Not to mention the fact that the F-22 had been fully operational since 2005 and the F-35 was still lagging behind (badly) on its projected deployment rates. And likewise not to mention the interesting news stories that Congress was now thinking about capping its total production numbers because of cost concerns, as well. In Torino’s opinion, there was a certain bittersweet, ironic justice in that possibility, although anyone who was really surprised by the final outcome of this particular little morality play probably liked to buy bridges and magic beans of questionable provenance, as well.
The truth was that the real reason Raptor production had been capped at less than two hundred aircr
aft was that no one had expected to be going up against other fifth-generation fighter operators anytime soon. They had expected to be dropping bombs and precision-guided munitions on ground targets in lower-intensity conflicts in places like Afghanistan, however—thus the emphasis on the Lightning and its ability to defeat ground defense systems, like SAMs and antiaircraft fire, rather than other fighters. Besides, with only so many dollars in the till, not even the US military could afford to buy everything it wanted, and the F-35 had a lot more “jointness” going for it. The Navy and Marines badly needed a replacement for the A-6, F/A-18, and Harrier, and this way they got to buy at least some of their aircraft on the Air Force’s nickel. Then there were all of the other nations which had been brought into the procurement program, helping to spread the cost burden, whereas Congress had specifically prohibited the overseas sale of the F-22.

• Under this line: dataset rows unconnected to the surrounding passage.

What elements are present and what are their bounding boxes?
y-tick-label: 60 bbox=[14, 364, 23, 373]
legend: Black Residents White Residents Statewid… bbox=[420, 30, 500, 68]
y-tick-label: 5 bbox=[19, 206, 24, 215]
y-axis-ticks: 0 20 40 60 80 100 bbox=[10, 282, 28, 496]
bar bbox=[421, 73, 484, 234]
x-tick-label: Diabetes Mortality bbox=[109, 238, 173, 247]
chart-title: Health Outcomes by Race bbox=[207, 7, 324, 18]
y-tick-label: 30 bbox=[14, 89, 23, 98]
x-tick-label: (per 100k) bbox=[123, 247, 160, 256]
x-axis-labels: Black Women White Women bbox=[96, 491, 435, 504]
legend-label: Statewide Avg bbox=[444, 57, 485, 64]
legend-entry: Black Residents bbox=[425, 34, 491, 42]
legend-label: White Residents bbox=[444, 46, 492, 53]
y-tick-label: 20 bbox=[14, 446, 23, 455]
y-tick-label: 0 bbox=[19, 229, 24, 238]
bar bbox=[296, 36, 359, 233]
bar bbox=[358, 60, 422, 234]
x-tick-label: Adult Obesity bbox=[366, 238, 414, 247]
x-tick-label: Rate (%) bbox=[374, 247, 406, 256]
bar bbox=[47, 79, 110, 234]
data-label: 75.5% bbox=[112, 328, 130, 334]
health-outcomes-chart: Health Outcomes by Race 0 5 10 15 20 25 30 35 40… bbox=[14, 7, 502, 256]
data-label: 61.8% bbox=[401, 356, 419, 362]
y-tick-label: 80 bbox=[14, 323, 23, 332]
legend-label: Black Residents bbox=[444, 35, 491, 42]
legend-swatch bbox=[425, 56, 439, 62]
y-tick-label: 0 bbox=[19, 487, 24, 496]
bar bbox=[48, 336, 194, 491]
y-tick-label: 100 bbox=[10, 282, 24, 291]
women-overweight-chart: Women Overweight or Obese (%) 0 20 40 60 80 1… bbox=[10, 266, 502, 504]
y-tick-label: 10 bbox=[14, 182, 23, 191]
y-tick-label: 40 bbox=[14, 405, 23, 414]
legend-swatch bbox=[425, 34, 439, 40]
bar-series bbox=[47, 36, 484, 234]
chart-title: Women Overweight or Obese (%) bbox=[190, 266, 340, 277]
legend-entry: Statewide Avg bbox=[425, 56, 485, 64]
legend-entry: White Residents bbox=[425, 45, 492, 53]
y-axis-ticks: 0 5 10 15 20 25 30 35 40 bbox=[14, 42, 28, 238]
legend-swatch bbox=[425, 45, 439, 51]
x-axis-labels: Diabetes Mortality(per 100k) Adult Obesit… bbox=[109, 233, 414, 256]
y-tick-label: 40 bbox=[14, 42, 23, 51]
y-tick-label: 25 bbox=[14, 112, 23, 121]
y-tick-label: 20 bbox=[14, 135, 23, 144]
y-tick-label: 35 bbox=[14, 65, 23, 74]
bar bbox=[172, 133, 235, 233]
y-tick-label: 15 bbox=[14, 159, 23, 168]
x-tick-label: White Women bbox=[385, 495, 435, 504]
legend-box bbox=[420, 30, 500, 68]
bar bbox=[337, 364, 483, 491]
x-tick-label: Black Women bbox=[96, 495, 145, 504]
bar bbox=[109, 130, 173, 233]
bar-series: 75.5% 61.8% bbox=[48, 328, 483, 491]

All of which explained why “Longbow” Torino had felt incredibly lucky when he found out he was going to be one of the pilots who actually got to fly the aircraft. He’d taken Helen and the kids out and blown the better part of two hundred bucks on a celebratory dinner when he found out he’d been assigned to the First Air Wing’s 27th Fighter Squadron. After his wedding and the days his children were born, it had been the greatest day of his life.
A life which suddenly felt unspeakably empty as he sat in the uncomfortable plastic chair, staring down at his hands, trying to wrap his mind around the impossible.
He and three other pilots had been unceremoniously turfed out of their billets at Langley Air Force Base three days earlier. Colonel Ainsborough, the First’s CO, claimed he’d chosen Torino to lead the four-ship detachment because the major was the best man for the job. Personally, Torino had been inclined to take that with a grain of salt, but he hadn’t complained, even though it did mean he was going to miss his older son’s birthday. In the wake of what was rumored to have been a truly massive penetration of DoD’s secure databases (and, if the even more quietly whispered rumors were accurate, almost all of their allies’ databases, as well), it made sense to deploy at least some of their air defense assets to bases that weren’t in any of the upper-tier contingency plans, and somebody had to take the duty.